BBL AM, which manages around THB 598bn ($19.4bn) in mutual fund assets, is the third largest mutual fund company in Thailand, according to data from Morningstar Direct.
Two other firms also became first-time RQFII quota recipients: Weshare Asset Management in Hong Kong (a quota of RMB 1.5bn) and Pinebridge Investments in Ireland (RMB 750m), according to SAFE.
Weshare AM, which received licences for asset management and advising on securities in Hong Kong last year, is part of Weshare Holdings. Weshare Holdings is an online consumer finance platform in China that offers short-term consumer loans.
Meanwhile, Pinebridge’s Hong Kong-based entity already has an RQFII quota of RMB 800m, which it first received in 2013. The firm also has a total of $392m in QFII quotas, according to SAFE.

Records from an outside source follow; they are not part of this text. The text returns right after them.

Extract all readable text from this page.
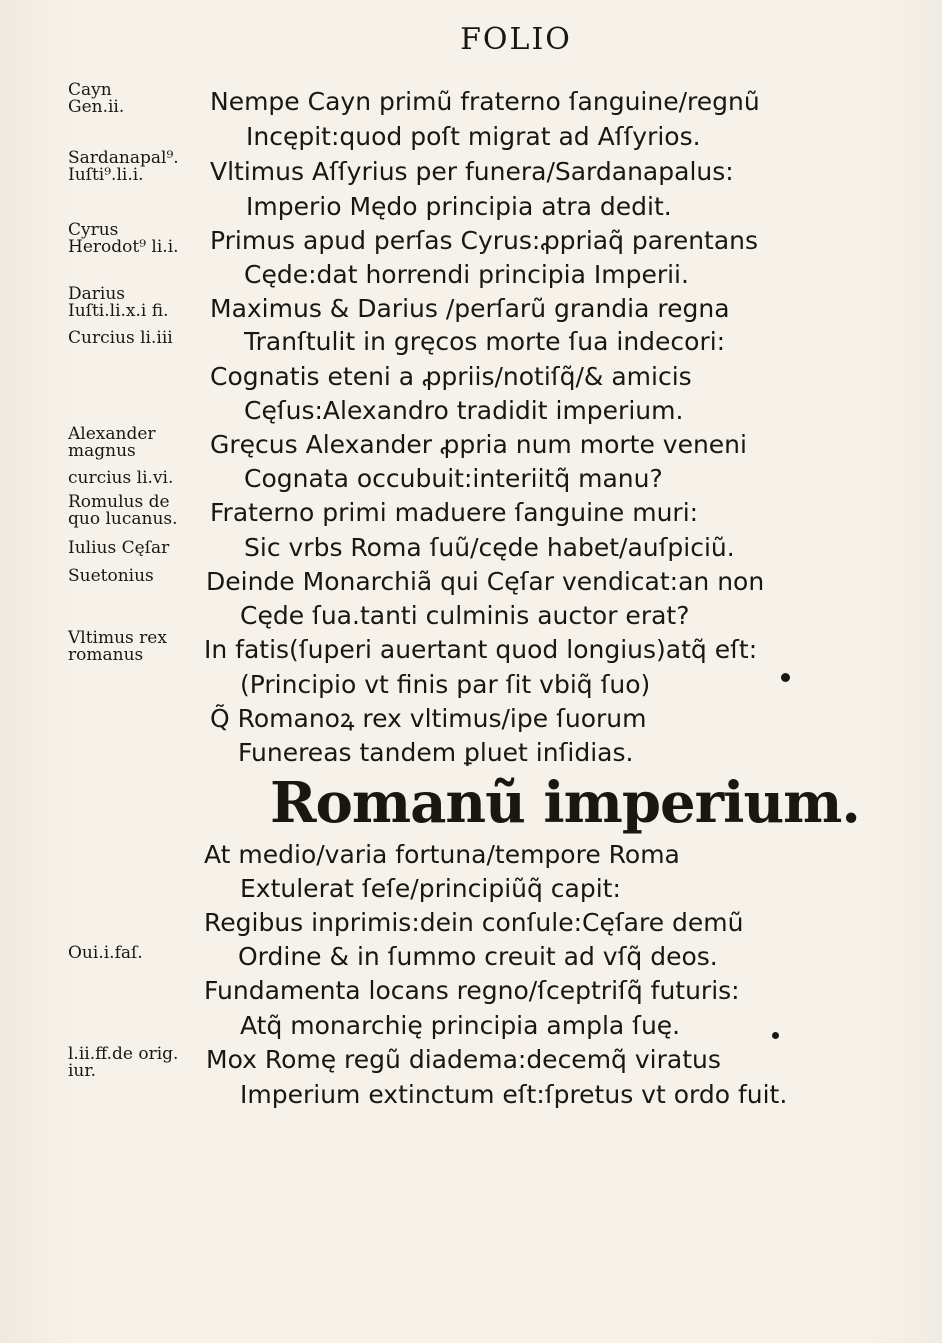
FOLIO
Nempe Cayn primũ fraterno ſanguine/regnũ
Incępit:quod poſt migrat ad Aſſyrios.
Vltimus Aſſyrius per funera/Sardanapalus:
Imperio Mędo principia atra dedit.
Primus apud perſas Cyrus:ꝓpriaq̃ parentans
Cęde:dat horrendi principia Imperii.
Maximus & Darius /perſarũ grandia regna
Tranſtulit in gręcos morte ſua indecori:
Cognatis eteni a ꝓpriis/notiſq̃/& amicis
Cęſus:Alexandro tradidit imperium.
Gręcus Alexander ꝓpria num morte veneni
Cognata occubuit:interiitq̃ manu?
Fraterno primi maduere ſanguine muri:
Sic vrbs Roma ſuũ/cęde habet/auſpiciũ.
Deinde Monarchiã qui Cęſar vendicat:an non
Cęde ſua.tanti culminis auctor erat?
In fatis(ſuperi auertant quod longius)atq̃ eſt:
(Principio vt finis par ſit vbiq̃ ſuo)
Q̃ Romanoꝝ rex vltimus/ipe ſuorum
Funereas tandem ꝑluet inſidias.
Romanũ imperium.
At medio/varia fortuna/tempore Roma
Extulerat ſeſe/principiũq̃ capit:
Regibus inprimis:dein conſule:Cęſare demũ
Ordine & in ſummo creuit ad vſq̃ deos.
Fundamenta locans regno/ſceptriſq̃ futuris:
Atq̃ monarchię principia ampla ſuę.
Mox Romę regũ diadema:decemq̃ viratus
Imperium extinctum eſt:ſpretus vt ordo fuit.
Cayn
Gen.ii.
Sardanapal⁹.
Iuſti⁹.li.i.
Cyrus
Herodot⁹ li.i.
Darius
Iuſti.li.x.i fi.
Curcius li.iii
Alexander
magnus
curcius li.vi.
Romulus de
quo lucanus.
Iulius Cęſar
Suetonius
Vltimus rex
romanus
Oui.i.faſ.
l.ii.ff.de orig.
iur.
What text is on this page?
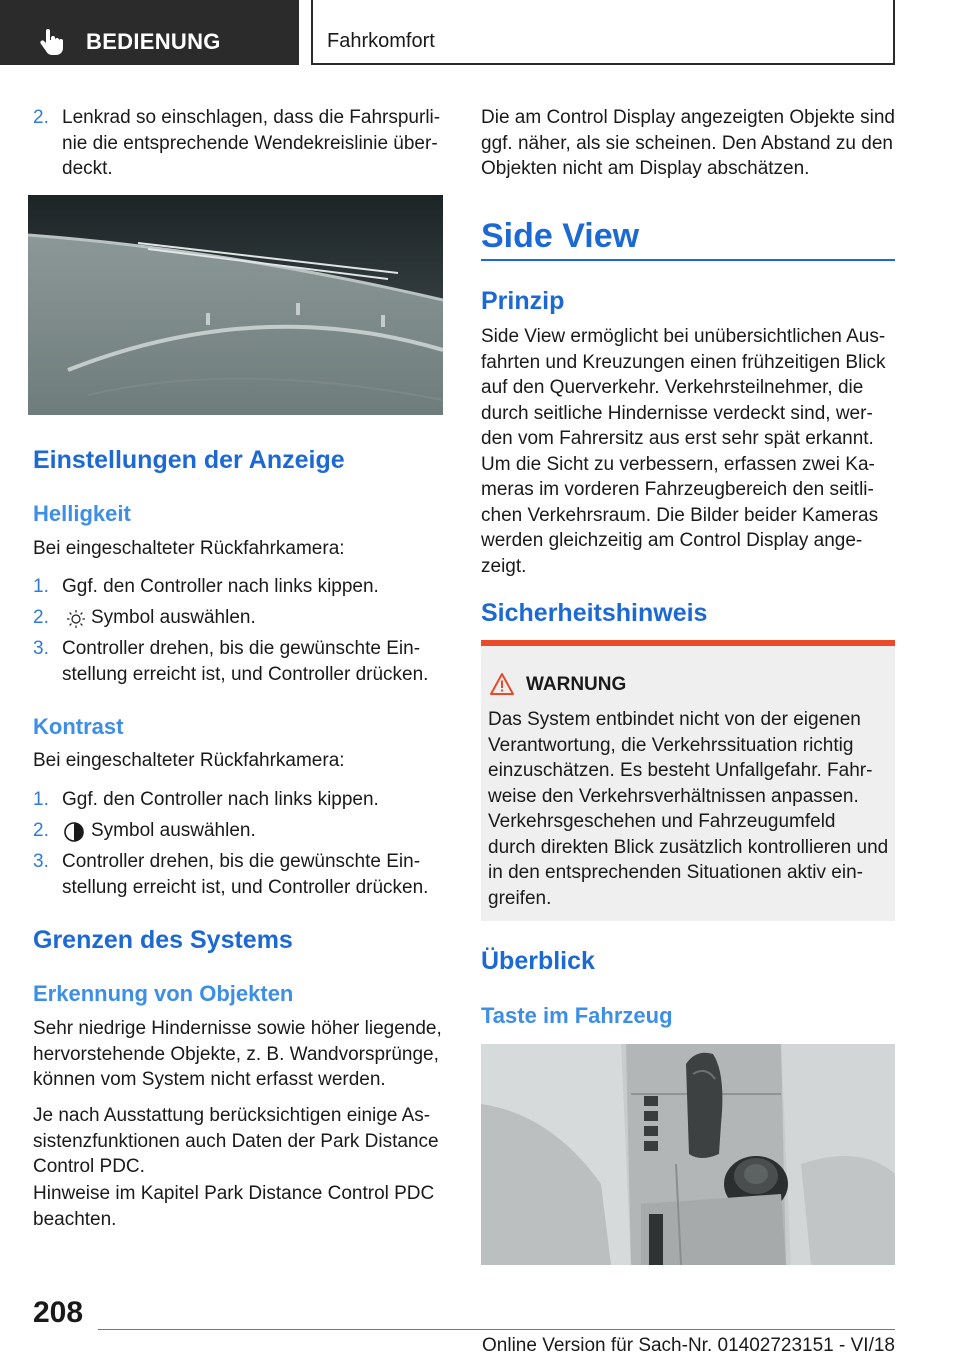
BEDIENUNG	Fahrkomfort
2. Lenkrad so einschlagen, dass die Fahrspurli‐
nie die entsprechende Wendekreislinie über‐
deckt.
Einstellungen der Anzeige
Helligkeit
Bei eingeschalteter Rückfahrkamera:
1. Ggf. den Controller nach links kippen.
2. Symbol auswählen.
3. Controller drehen, bis die gewünschte Ein‐
stellung erreicht ist, und Controller drücken.
Kontrast
Bei eingeschalteter Rückfahrkamera:
1. Ggf. den Controller nach links kippen.
2. Symbol auswählen.
3. Controller drehen, bis die gewünschte Ein‐
stellung erreicht ist, und Controller drücken.
Grenzen des Systems
Erkennung von Objekten
Sehr niedrige Hindernisse sowie höher liegende,
hervorstehende Objekte, z. B. Wandvorsprünge,
können vom System nicht erfasst werden.
Je nach Ausstattung berücksichtigen einige As‐
sistenzfunktionen auch Daten der Park Distance
Control PDC.
Hinweise im Kapitel Park Distance Control PDC
beachten.
Die am Control Display angezeigten Objekte sind
ggf. näher, als sie scheinen. Den Abstand zu den
Objekten nicht am Display abschätzen.
Side View
Prinzip
Side View ermöglicht bei unübersichtlichen Aus‐
fahrten und Kreuzungen einen frühzeitigen Blick
auf den Querverkehr. Verkehrsteilnehmer, die
durch seitliche Hindernisse verdeckt sind, wer‐
den vom Fahrersitz aus erst sehr spät erkannt.
Um die Sicht zu verbessern, erfassen zwei Ka‐
meras im vorderen Fahrzeugbereich den seitli‐
chen Verkehrsraum. Die Bilder beider Kameras
werden gleichzeitig am Control Display ange‐
zeigt.
Sicherheitshinweis
WARNUNG
Das System entbindet nicht von der eigenen
Verantwortung, die Verkehrssituation richtig
einzuschätzen. Es besteht Unfallgefahr. Fahr‐
weise den Verkehrsverhältnissen anpassen.
Verkehrsgeschehen und Fahrzeugumfeld
durch direkten Blick zusätzlich kontrollieren und
in den entsprechenden Situationen aktiv ein‐
greifen.
Überblick
Taste im Fahrzeug
208
Online Version für Sach-Nr. 01402723151 - VI/18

On the QFII front, Pimco and Goldman Sachs Asset Management (GSAM) received additional quotas last month. Pimco’s quotas increased to $400m from $100, while GSAM’s quota was doubled to $1.2bn, according to the regulator’s records.
First-time QFII recipients are UK-based Genesis Investment Management ($400m) and the International Finance Corporation ($280m).
Earlier this year, the China Securities and Regulatory Commission proposed combining the two quota schemes, which could help foreign managers with private fund management licences seed their own funds.
Part of the proposal is to expand the investment scope of the inbound schemes, which will include private investment funds, financial futures, commodity futures and options.
Since the quota programmes began, a total of RMB 681.22bn in RQFII quotas to 220 licence holders has been granted, as well as $108.6bn in QFII quotas to 292 licence holders, according to SAFE.